Burning bodies fell from other windows. The shooting began. “My God,” Karl
whispered. “My God.”” Therein ends Karl's confession.
To Wiesenthal, God had on that day
taken a leave of absence from that god-forsaken town. And in His place, Hitler
and his ideology stood as a testament to the evil of humanity.
What Karl was asking from Wiesenthal,
a Jew, was forgiveness. In his own words, Karl said, “In the long nights while
I have been waiting for death, time and time again I have longed to talk about
it to a Jew and beg forgiveness from him…I know what I am asking is almost too
much for you, but without your answer I cannot die in peace.” After he had
finished, Wiesenthal stood up and left the room without saying a word.
This powerful story moved me deeply
because the symbolic
juxtaposition between Wiesenthal, representing the
murdered Jews, and Karl, representing his tormentors, shows without a doubt the
insufferable pain of humanity in their bid for personal redemption. For Karl,
it was to be redeemed from guilt by seeking forgiveness. And for Wiesenthal, it
was to be redeemed from hatred by forgiving. Their pain is real and I have
learned that we all struggle with this pain to a certain extent.

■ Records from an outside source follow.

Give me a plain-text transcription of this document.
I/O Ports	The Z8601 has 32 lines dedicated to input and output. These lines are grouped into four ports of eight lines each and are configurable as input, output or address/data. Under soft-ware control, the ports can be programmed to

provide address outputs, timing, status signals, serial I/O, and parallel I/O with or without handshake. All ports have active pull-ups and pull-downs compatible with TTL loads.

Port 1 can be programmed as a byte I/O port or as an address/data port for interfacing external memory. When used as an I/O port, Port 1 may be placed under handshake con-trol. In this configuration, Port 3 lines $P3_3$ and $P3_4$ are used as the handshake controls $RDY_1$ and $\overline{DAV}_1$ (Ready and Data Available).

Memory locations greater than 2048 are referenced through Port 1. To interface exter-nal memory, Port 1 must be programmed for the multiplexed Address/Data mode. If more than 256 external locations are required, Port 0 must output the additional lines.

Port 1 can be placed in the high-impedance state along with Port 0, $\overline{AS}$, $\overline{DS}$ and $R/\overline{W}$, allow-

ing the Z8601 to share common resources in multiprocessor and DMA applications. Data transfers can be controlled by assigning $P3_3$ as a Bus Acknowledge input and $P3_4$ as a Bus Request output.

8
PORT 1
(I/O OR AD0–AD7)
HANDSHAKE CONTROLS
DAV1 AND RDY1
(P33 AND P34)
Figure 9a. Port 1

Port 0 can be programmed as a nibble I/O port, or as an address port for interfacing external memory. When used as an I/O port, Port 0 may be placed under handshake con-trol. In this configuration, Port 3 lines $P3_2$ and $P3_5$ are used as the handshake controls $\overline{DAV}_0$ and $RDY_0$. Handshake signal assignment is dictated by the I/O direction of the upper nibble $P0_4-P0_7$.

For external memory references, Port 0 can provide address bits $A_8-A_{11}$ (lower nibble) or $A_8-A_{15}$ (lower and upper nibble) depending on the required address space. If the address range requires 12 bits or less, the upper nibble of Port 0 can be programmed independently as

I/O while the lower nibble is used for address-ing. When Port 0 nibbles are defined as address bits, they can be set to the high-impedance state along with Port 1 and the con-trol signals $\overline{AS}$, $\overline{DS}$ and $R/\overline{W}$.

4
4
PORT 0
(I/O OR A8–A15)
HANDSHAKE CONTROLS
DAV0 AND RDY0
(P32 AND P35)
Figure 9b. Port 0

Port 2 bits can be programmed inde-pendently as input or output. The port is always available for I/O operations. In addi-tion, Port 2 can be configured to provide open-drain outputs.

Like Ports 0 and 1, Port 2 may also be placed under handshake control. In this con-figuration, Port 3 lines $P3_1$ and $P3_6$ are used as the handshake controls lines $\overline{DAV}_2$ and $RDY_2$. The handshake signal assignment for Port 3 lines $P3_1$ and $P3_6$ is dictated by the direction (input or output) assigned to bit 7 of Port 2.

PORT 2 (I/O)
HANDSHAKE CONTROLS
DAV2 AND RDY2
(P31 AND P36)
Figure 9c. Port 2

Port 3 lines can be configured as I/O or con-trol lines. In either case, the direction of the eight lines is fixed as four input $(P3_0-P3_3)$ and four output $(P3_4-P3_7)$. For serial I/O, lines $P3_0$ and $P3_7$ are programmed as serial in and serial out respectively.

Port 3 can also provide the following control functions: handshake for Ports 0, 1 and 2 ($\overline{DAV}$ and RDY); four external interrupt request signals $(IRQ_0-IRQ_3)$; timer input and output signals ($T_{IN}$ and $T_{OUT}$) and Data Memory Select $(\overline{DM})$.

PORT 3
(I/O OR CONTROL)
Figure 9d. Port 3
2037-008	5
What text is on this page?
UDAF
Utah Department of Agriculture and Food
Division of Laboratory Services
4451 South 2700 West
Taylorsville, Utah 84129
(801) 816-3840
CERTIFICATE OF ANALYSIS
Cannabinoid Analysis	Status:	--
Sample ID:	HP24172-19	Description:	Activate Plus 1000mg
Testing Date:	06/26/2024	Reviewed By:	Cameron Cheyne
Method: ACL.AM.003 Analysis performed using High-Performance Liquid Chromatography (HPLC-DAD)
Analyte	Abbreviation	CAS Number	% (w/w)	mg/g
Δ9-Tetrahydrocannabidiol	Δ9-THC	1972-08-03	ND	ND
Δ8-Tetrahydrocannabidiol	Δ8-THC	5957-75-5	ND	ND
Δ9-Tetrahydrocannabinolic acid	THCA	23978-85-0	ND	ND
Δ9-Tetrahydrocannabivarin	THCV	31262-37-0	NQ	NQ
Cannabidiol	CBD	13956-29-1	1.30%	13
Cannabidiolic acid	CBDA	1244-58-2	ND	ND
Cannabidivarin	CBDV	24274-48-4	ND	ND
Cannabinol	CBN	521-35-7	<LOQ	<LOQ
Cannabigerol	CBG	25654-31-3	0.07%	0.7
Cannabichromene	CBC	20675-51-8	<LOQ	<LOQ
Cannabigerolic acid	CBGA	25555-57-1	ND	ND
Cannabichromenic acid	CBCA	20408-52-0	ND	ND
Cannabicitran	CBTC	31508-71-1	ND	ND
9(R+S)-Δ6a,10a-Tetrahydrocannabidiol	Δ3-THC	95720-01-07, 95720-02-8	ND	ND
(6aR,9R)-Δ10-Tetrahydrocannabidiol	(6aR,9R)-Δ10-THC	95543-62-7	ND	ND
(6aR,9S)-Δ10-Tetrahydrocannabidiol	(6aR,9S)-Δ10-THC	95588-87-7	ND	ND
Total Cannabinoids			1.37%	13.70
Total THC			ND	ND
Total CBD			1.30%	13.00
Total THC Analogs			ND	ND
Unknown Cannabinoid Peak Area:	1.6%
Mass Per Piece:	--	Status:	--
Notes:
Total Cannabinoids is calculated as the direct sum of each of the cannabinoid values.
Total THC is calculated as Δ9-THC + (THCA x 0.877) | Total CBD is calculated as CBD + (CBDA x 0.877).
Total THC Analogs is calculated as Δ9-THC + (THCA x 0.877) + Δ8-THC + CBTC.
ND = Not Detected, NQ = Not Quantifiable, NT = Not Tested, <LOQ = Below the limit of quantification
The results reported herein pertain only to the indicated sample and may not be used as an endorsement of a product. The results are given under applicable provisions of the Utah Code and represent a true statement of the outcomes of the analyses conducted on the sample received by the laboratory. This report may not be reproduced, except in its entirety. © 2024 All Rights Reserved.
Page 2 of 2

In our lives, the hurt we experience
may be the hurt we
have inflicted on others (as in Karl) or the hurt that have
been inflicted on us (as in Wiesenthal). On either side of the divide, the
question is the same: How do we move forward with our life carrying the burden of
this hurt? This is essentially a question of redemption, our humanity, and
forgiveness.
Redemption because we all want a
second chance to set things right. Humanity because we are fallen creatures and
deep inside, we long to make the connection with our true self, that is, the
broken,
vulnerable but still hopeful self. And lastly, forgiveness, for those
forgiving and for those asking for it, because without which we will forever be
tormented by the hurt we seek so futilely to deny in our living years. Cheerz.